Даже интересная рука на перевязи не могла ее разжалобить.
Они остались ошарашенные перед захлопнувшейся дверью, на самом перепутье лестничных сквозняков. Лариса Петровна от обиды не могла вымолвить ни слова. Сережа тоже молчал, но не от обиды — у него вдруг похолодело в груди, и сердце от налетевших надежд сразу переполнилось сладким ужасом. «Да нет же, нет, не будет этого!» — говорил он себе. Но в груди все холодело, и рот сам собой округлялся в глупейшую букву «о» — поневоле приходилось молчать и отворачиваться.
Потом он наконец пересилил себя, позвонил в квартиру напротив и спросил, знают ли они, что за дрянь их соседка, которая вот так и так с ними поступила, и нет ли у них. чего-нибудь острого, чтоб обрезать ей звонок, телефон и электричество. На это ему ответили, что про соседку они все знают, ишь чем удивили, да вы бы нас раньше спросили, мы бы вам такого порассказали, что хоть караул кричи. Что же касается остального, острого, то они и сами сдают иногда комнаты, и другие в их доме тоже сдают, и ежели всякий психованный жилец, чуть что не понравилось, начнет резать провода, То во всем доме наступит непоправимый развал, и они этого никак не допустят. Спрашивать тут больше было не о чем. Нужно было самим искать какой-то выход, срочно что-то придумывать, тем более что дело шло к вечеру и на улице заваривалась обычная снежно-дождевая мешанина.
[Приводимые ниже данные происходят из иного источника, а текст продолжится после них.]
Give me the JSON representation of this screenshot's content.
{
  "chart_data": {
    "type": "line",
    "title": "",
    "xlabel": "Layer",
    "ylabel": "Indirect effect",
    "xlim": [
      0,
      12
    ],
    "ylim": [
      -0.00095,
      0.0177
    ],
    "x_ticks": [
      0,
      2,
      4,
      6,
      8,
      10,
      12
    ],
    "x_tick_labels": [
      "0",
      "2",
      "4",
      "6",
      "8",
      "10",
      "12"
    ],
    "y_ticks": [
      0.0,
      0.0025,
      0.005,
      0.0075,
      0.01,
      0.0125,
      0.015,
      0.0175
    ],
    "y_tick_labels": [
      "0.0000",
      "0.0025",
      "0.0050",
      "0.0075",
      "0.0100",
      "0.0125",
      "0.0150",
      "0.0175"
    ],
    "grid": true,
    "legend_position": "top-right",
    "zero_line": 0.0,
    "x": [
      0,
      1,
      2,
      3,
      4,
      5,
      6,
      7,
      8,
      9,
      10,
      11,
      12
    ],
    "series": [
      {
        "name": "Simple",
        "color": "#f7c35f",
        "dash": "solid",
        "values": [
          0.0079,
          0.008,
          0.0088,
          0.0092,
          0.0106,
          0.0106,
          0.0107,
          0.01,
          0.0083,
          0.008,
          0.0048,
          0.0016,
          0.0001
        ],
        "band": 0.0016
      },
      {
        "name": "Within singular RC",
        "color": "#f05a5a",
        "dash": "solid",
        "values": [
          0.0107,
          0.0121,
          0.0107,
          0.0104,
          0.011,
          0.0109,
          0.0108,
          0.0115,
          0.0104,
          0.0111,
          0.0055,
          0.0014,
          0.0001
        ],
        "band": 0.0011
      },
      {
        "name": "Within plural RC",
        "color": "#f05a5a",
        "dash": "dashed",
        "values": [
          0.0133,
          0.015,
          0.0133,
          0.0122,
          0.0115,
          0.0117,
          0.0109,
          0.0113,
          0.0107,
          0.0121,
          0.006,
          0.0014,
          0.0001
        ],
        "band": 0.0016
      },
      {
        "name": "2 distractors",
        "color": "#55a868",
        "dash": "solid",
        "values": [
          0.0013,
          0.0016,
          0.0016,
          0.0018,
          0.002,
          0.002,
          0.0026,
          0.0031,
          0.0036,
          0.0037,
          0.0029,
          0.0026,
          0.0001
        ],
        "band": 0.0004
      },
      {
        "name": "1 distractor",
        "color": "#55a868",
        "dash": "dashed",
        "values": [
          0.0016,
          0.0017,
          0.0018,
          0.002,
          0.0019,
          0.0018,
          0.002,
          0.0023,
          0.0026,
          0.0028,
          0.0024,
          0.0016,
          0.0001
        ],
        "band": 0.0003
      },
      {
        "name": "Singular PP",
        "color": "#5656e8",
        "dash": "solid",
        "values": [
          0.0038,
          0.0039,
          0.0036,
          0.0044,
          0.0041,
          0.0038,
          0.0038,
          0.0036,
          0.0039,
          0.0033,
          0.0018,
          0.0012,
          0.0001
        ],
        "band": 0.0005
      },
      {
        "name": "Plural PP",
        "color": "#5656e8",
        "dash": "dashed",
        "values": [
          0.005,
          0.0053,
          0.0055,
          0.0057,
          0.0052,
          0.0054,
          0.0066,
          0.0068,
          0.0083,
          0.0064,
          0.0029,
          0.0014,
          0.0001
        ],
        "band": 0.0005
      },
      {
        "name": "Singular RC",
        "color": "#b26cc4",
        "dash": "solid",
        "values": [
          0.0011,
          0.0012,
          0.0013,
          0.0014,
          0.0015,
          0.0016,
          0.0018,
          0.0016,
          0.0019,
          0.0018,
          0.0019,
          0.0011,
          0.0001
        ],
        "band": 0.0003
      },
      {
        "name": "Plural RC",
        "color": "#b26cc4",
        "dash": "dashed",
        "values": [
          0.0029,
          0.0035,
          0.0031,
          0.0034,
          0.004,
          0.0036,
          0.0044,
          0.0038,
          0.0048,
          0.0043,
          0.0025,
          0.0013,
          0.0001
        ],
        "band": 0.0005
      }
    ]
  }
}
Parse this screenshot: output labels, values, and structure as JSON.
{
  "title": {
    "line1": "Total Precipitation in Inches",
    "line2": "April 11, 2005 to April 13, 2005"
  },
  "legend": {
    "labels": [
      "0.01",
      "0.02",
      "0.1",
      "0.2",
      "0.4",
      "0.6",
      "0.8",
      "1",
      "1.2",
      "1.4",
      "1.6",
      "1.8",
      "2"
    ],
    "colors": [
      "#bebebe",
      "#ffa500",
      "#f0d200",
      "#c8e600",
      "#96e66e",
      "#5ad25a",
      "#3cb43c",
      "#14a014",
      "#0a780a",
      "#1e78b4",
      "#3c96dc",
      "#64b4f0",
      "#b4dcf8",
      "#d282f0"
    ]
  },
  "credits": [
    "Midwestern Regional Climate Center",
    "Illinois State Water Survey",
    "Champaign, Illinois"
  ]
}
Они сидели на чемоданах и думали.
Ужасно дорого и никогда нет мест — вот все, что они знали о гостиницах. Поэтому гостиница сразу отпадала. Наиболее заманчивым казался простейший вариант напроситься к кому-нибудь в гости на пару ночей, а дальше будет видно. У Ларисы Петровны записная книжка так была набита знакомыми, что поначалу казалось просто смешно — неужели там не найдется ни одного, достаточно богатого и беспечного, чтоб пустил ее ночевать даже без предупреждения, даже и с чемоданами. Они сошли вниз к автомату, и Лариса Петровна, водя пальцем по странице и бормоча «нет… не хочу… а ну ее… зануда такая…», все же кого-то выискивала и диктовала Сереже номера — он одной рукой набирал их, другой прижимал трубку к ее уху. Через несколько минут ему пришлось бежать в гастроном разменивать мелочь, но и новые монетки скоро кончились — все знакомые словно сговорились в этот вечер разъехаться, разойтись по гостям или погрязнуть в затяжных ремонтах квартиры. Надо было снизить требования и пересмотреть книжку сначала, не брезгуя ни занудами, ни нахалками, не отказываясь даже от общежитий — неужели и в общежитиях не найдется ни одной пустующей койки. Нет, ни в общежитиях, ни у нахалок, ни у зануд тоже ничего не получилось. Даже верная Тася была в отъезде и ключ от комнаты ездил где-то вместе с ней. С каждым отказом Сережины надежды разрастались, наглели, но признаться в них хотя бы себе, высказать вслух всю их бессовестность — нет, невозможно, невозможно! Он все так же молчал и таился, безуспешно борясь с буквой «о» на своем лице.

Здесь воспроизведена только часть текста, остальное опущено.